The weather this winter in South Carolina has been fickle. We had snow and below freezing temperatures, then, by the end of the same week, we had mid-70s temperatures and sunny skies.
A man doesn't know how to dress for the weather these days!
The cold and snow certainly did cut into our riding time, but I guess I should be glad that for most of the winter here it is possible to ride, with the right gear.
Here are some pictures taken in our yard on an obviously non-riding day:
|My wife's little garden pond.|
I stayed in the house most of the time when the snow was around, since most South Carolina drivers have no earthly idea how to drive in it, and they don't have much snow removal equipment because we don't get snow very often. They do scatter some sand and road salt around, though, to their credit. The only bad part of that is that the sand stays on the roads for weeks afterwards creating quite a hazard for two wheels.

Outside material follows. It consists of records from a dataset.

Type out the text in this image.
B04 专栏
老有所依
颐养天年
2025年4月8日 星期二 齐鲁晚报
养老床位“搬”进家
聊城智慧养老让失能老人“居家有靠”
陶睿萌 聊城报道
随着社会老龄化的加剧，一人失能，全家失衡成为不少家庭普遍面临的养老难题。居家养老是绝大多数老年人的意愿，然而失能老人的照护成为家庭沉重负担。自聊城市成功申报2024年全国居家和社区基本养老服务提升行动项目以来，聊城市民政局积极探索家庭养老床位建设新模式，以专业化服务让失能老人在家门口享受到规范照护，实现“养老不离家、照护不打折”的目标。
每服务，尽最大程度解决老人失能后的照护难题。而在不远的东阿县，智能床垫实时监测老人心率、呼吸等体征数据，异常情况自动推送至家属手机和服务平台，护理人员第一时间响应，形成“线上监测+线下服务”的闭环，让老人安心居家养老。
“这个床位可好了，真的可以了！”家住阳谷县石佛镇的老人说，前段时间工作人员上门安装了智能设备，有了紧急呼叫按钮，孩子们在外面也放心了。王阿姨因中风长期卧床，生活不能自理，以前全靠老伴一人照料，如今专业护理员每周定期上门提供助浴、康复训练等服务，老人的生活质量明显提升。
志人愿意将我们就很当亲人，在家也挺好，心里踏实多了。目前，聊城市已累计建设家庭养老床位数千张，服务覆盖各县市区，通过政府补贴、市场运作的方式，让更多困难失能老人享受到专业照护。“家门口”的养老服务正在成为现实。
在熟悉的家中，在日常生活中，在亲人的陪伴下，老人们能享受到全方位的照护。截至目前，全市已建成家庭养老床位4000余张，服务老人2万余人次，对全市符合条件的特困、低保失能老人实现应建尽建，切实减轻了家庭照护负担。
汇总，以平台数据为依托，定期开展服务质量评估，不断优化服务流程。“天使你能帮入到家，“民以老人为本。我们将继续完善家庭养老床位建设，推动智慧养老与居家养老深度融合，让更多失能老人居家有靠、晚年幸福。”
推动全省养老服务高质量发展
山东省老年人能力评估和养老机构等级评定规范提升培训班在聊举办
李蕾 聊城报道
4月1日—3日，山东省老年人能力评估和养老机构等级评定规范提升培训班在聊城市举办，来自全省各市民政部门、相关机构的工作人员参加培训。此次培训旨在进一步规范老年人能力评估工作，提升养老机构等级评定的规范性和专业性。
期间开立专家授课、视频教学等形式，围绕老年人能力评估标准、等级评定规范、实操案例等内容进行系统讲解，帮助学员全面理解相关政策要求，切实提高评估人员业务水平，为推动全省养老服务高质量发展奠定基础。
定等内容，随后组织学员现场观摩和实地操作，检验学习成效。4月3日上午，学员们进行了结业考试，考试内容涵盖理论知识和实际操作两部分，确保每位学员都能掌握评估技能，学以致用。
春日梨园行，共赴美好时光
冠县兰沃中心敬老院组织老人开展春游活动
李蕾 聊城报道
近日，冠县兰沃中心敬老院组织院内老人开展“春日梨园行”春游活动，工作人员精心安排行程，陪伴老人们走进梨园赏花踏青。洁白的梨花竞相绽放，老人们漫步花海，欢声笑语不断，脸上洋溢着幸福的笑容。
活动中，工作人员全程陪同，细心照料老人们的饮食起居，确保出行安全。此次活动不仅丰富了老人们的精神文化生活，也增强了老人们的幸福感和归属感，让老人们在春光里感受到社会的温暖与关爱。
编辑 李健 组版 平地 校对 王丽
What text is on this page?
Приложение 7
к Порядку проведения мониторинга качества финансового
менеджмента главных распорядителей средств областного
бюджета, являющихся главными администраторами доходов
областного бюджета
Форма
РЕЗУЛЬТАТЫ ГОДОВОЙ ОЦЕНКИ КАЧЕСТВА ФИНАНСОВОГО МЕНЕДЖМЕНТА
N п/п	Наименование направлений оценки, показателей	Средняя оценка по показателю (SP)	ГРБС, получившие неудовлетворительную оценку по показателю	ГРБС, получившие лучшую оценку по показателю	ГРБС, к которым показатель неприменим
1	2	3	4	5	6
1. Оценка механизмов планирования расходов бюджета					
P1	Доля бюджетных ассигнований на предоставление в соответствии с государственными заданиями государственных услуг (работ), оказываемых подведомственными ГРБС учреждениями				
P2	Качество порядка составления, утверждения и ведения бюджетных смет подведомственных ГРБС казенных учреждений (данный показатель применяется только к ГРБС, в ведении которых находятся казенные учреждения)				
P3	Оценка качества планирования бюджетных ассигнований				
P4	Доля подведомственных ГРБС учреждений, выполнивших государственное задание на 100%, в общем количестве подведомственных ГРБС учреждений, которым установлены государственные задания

Once the snow melted, the weather got summer-like, so I had to go out and make sure I ran the bike enough to charge up the battery.
Naturally that meant go for a ride. Of maybe 70 miles or so, at least. That should do it, wouldn't you say? Don't want to kill that expensive battery, now do we.
I start out from home and go northward on SC-135. This is a easy road with only a few curves. The riding is easy, and I make good time. There isn't much sand on the road, so that is good.
I reach SC-8 near the thriving crossroads called Pumpkintown. Just before I reach there (at point B on the map below), I can see Table Rock to my left in the distance. It stands in stark contrast to the tree-lined hills that surround it.
Just look at the blue sky. It almost looks like a painting. In a way, it is -- God's painting, though.
I continue on until I reach SC-11 (at point C on the map), the Cherokee Foothills National Scenic Byway. This is a nearly straight road that runs along the southern side of the Blue Ridge Escarpment about 18 miles from Easley, SC where I live. Lots of cruisers use this road, and the sporty bike riders use it to get to the many twisty roads to the north.
Here is a view taken from SC-11 of Table Rock:
And a closer look from the road that runs thorough Table Rock State Park (at points D, E and F on the map):
I go a bit further south on SC-11 to US-178 and stop at the Holly Springs Country Store (at point G on the map) to stretch and see of there are any other bikers there. As I am surveying the parking lot, I spot a fellow I know, Tommy. He is a few years younger than I am and rides a sport-touring bike. Today, though he is in his cage and stopped to chew the fat with the locals on the porch at the store.
When I am through chatting with Tommy, I head back toward Easley on US-178. They have recently patched this stretch of road, and they made it worse than it was as far as lumps and bumps. They also created some edge traps where they replaced only part of a lane width.
That's our federal government at work. In all fairness, they are not done yet, so I will reserve final judgment until then. (...but I am not holding my breath.)
Anyway, I reach the town of Pickens and head toward home on SC-8. The DMV is along here (at point H on the map) and they have a motorcycle certification test layout in the back part of their parking lot. I stop for a few minutes and practice my low speed maneuvers and lane changes. I find that if I don't do this periodically, I get rusty and less sure of myself on the road when I have to use one of these techniques.
Here is an aerial view of the DMV. See the test layout at the bottom, center of the photograph:
Here is a collage at the DMV of some GoPro screen grabs:
|Makes you a little dizzy, doesn't it?|
After that, I went home. I only had time for this short jaunt of 69 miles, but it was a great day to be out on the bike. ...and the battery is now fully charges, I might say.